Mit ihrer Hartnäckigkeit in der Agrarfrage behindert die Europäische Gemeinschaft die gesamten Gatt-Gespräche. So müssen die Osteuropäer bis heute auf eine Neuregelung und Liberalisierung des weltweiten Textilhandels warten, der besonders streng reglementiert und eingeengt ist. Textil und Bekleidung sind aber zwei Branchen, in denen die osteuropäischen Verarbeiter jetzt schon zum Teil wettbewerbsfähig sind.

Von Übel ist übrigens auch eine weitere Folge der Gatt-Krise. Der endlose Streit in diesem multilateralen Forum verstärkt die Tendenz zur Bildung von egoistischen Handelsblöcken, die nur noch "trilateral" miteinander verhandeln: Europäische Gemeinschaft, Japan, nordamerikanische Freihandelszone. Auf der Verliererseite stünden dann die Schwächeren, namentlich die Osteuropäer, die kaum mehr zu Wort kämen.

Die Agrarpolitiker der EG verschwenden Milliardenbeträge, von denen ein Teil dem Wiederaufbau der Volkswirtschaften im Osten zugute kommen könnte.

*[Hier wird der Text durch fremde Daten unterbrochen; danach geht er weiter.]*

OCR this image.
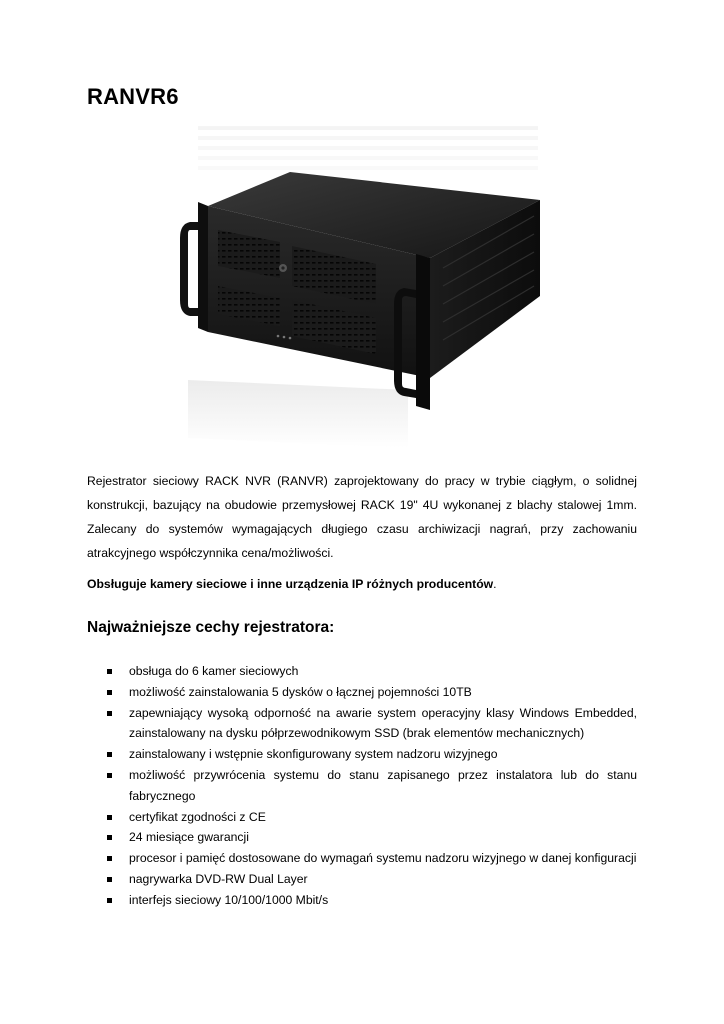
RANVR6

Rejestrator sieciowy RACK NVR (RANVR) zaprojektowany do pracy w trybie ciągłym, o solidnej konstrukcji, bazujący na obudowie przemysłowej RACK 19" 4U wykonanej z blachy stalowej 1mm. Zalecany do systemów wymagających długiego czasu archiwizacji nagrań, przy zachowaniu atrakcyjnego współczynnika cena/możliwości.

Obsługuje kamery sieciowe i inne urządzenia IP różnych producentów.

Najważniejsze cechy rejestratora:
obsługa do 6 kamer sieciowych
możliwość zainstalowania 5 dysków o łącznej pojemności 10TB
zapewniający wysoką odporność na awarie system operacyjny klasy Windows Embedded, zainstalowany na dysku półprzewodnikowym SSD (brak elementów mechanicznych)
zainstalowany i wstępnie skonfigurowany system nadzoru wizyjnego
możliwość przywrócenia systemu do stanu zapisanego przez instalatora lub do stanu fabrycznego
certyfikat zgodności z CE
24 miesiące gwarancji
procesor i pamięć dostosowane do wymagań systemu nadzoru wizyjnego w danej konfiguracji
nagrywarka DVD-RW Dual Layer
interfejs sieciowy 10/100/1000 Mbit/s
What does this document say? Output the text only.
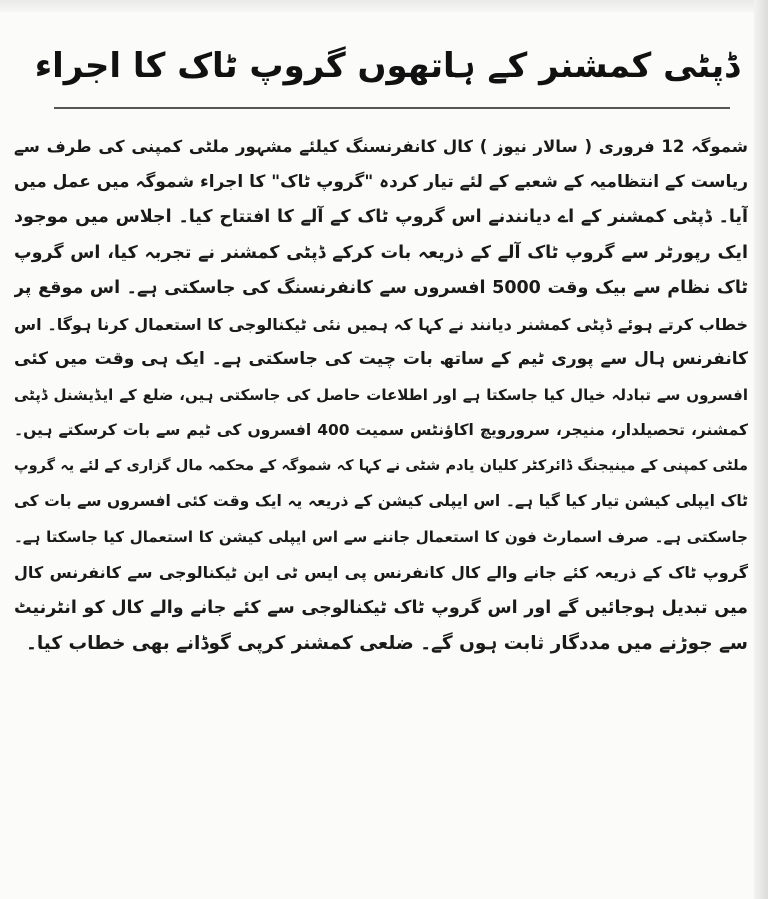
ڈپٹی کمشنر کے ہاتھوں گروپ ٹاک کا اجراء
شموگہ 12 فروری ( سالار نیوز ) کال کانفرنسنگ کیلئے مشہور ملٹی کمپنی کی طرف سے
ریاست کے انتظامیہ کے شعبے کے لئے تیار کردہ "گروپ ٹاک" کا اجراء شموگہ میں عمل میں
آیا۔ ڈپٹی کمشنر کے اے دیانندنے اس گروپ ٹاک کے آلے کا افتتاح کیا۔ اجلاس میں موجود
ایک رپورٹر سے گروپ ٹاک آلے کے ذریعہ بات کرکے ڈپٹی کمشنر نے تجربہ کیا، اس گروپ
ٹاک نظام سے بیک وقت 5000 افسروں سے کانفرنسنگ کی جاسکتی ہے۔ اس موقع پر
خطاب کرتے ہوئے ڈپٹی کمشنر دیانند نے کہا کہ ہمیں نئی ٹیکنالوجی کا استعمال کرنا ہوگا۔ اس
کانفرنس ہال سے پوری ٹیم کے ساتھ بات چیت کی جاسکتی ہے۔ ایک ہی وقت میں کئی
افسروں سے تبادلہ خیال کیا جاسکتا ہے اور اطلاعات حاصل کی جاسکتی ہیں، ضلع کے ایڈیشنل ڈپٹی
کمشنر، تحصیلدار، منیجر، سرورویچ اکاؤنٹس سمیت 400 افسروں کی ٹیم سے بات کرسکتے ہیں۔
ملٹی کمپنی کے مینیجنگ ڈائرکٹر کلیان یادم شٹی نے کہا کہ شموگہ کے محکمہ مال گزاری کے لئے یہ گروپ
ٹاک ایپلی کیشن تیار کیا گیا ہے۔ اس ایپلی کیشن کے ذریعہ یہ ایک وقت کئی افسروں سے بات کی
جاسکتی ہے۔ صرف اسمارٹ فون کا استعمال جاننے سے اس ایپلی کیشن کا استعمال کیا جاسکتا ہے۔
گروپ ٹاک کے ذریعہ کئے جانے والے کال کانفرنس پی ایس ٹی این ٹیکنالوجی سے کانفرنس کال
میں تبدیل ہوجائیں گے اور اس گروپ ٹاک ٹیکنالوجی سے کئے جانے والے کال کو انٹرنیٹ
سے جوڑنے میں مددگار ثابت ہوں گے۔ ضلعی کمشنر کرپی گوڈانے بھی خطاب کیا۔
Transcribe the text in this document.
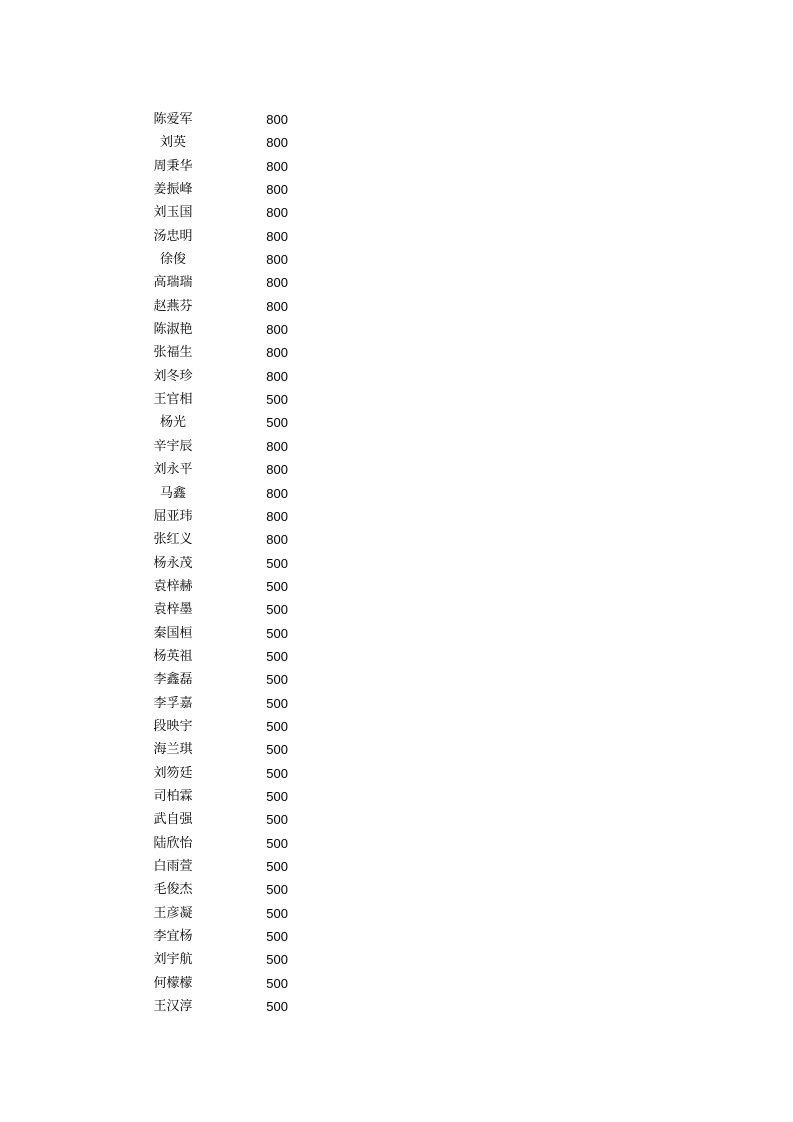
陈爱军	800
刘英	800
周秉华	800
姜振峰	800
刘玉国	800
汤忠明	800
徐俊	800
高瑞瑞	800
赵燕芬	800
陈淑艳	800
张福生	800
刘冬珍	800
王官相	500
杨光	500
辛宇辰	800
刘永平	800
马鑫	800
屈亚玮	800
张红义	800
杨永茂	500
袁梓赫	500
袁梓墨	500
秦国桓	500
杨英祖	500
李鑫磊	500
李孚嘉	500
段映宇	500
海兰琪	500
刘笏廷	500
司柏霖	500
武自强	500
陆欣怡	500
白雨萱	500
毛俊杰	500
王彦凝	500
李宜杨	500
刘宇航	500
何檬檬	500
王汉淳	500
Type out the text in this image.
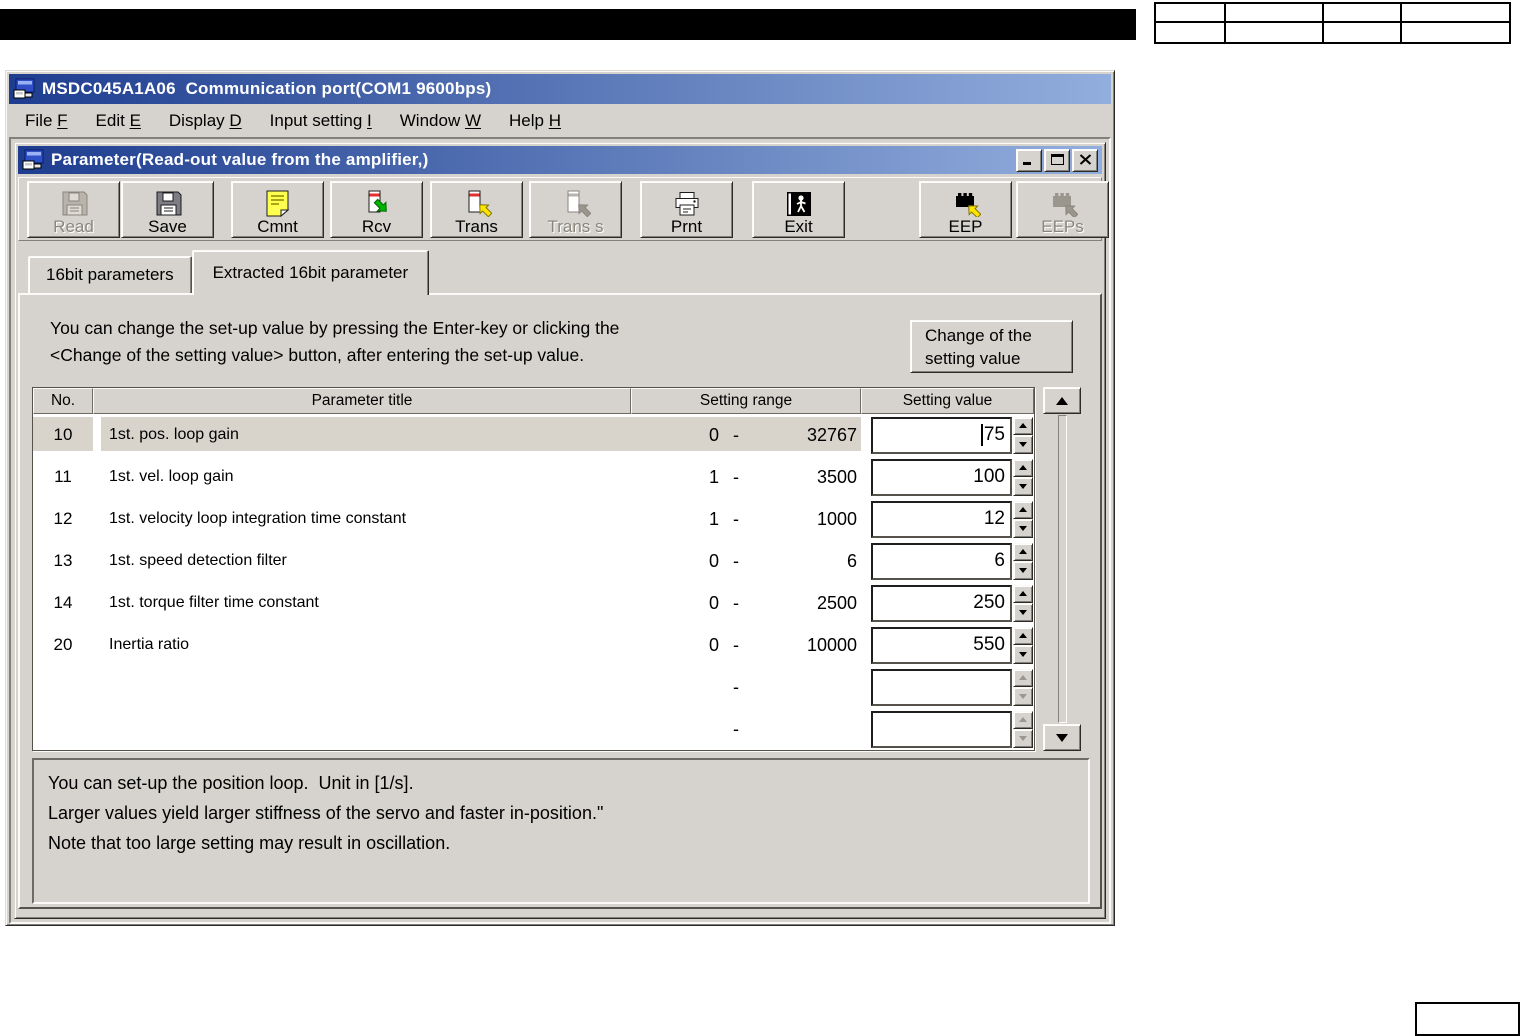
MSDC045A1A06  Communication port(COM1 9600bps)
File F	Edit E	Display D	Input setting I	Window W	Help H
Parameter(Read-out value from the amplifier,)
Read	Save	Cmnt	Rcv	Trans	Trans s	Prnt	Exit	EEP	EEPs
16bit parameters Extracted 16bit parameter
You can change the set-up value by pressing the Enter-key or clicking the
<Change of the setting value> button, after entering the set-up value.
Change of the
setting value
No.	Parameter title	Setting range	Setting value
10	1st. pos. loop gain	0 -	32767	75
11	1st. vel. loop gain	1 -	3500	100
12	1st. velocity loop integration time constant	1 -	1000	12
13	1st. speed detection filter	0 -	6	6
14	1st. torque filter time constant	0 -	2500	250
20	Inertia ratio	0 -	10000	550
-
-
You can set-up the position loop.  Unit in [1/s].
Larger values yield larger stiffness of the servo and faster in-position."
Note that too large setting may result in oscillation.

Indes: Bei der weltweiten Kapitalknappheit wird alles verfügbare Geld nicht reichen. Die Debatte um mehr oder weniger Hilfsgelder für die Sowjetunion hat eine Alibifunktion; sie lenkt von dem ab, was die EG jetzt schon – neben der Öffnung ihrer Märkte und der Reform ihrer Agrarpolitik – energisch betreiben kann und soll:

  • Beitritt der Sowjetunion (oder einer jeden Republik) zur Weltbank und erst recht zum Internationalen Währungsfonds, damit sie Zugang zu internationaler Liquidität findet;
  • Umschuldung und Erlaß eines Teils der sowjetischen Auslandsschuld von 65 Milliarden Dollar;
  • Neuorientierung der Osteuropabank, deren aberwitzige Statuten eine massive Hilfe an die UdSSR verbieten;
  • Ausarbeitung eines Strukturprogramms, um den Osten unseres Kontinents besser in ein gesamteuropäisches Verkehrs- und Fernmeldenetz zu integrieren;
  • Beschleunigung der Europäischen Währungsunion, damit eine wirklich starke EG ihrer neuen Rolle gerecht werden kann; von einer Verlangsamung der westeuropäischen Integration hätten die Osteuropäer keinerlei Nutzen.

Der Aufgaben gibt es genug. Die Europäische Gemeinschaft sollte an sie herangehen. In der Jugoslawienkrise hat die Bundesregierung ihre zögernden EG-Partner nachdrücklich zum Handeln ermuntert. Die gleiche Initiativkraft sollte sie auch da beweisen, wo Bonn über den eigenen Schatten springen muß, wie bei den Gatt-Gesprächen und der Agrarreform. Wenn Deutschland sich nicht bewegt, kann die EG nicht vorankommen.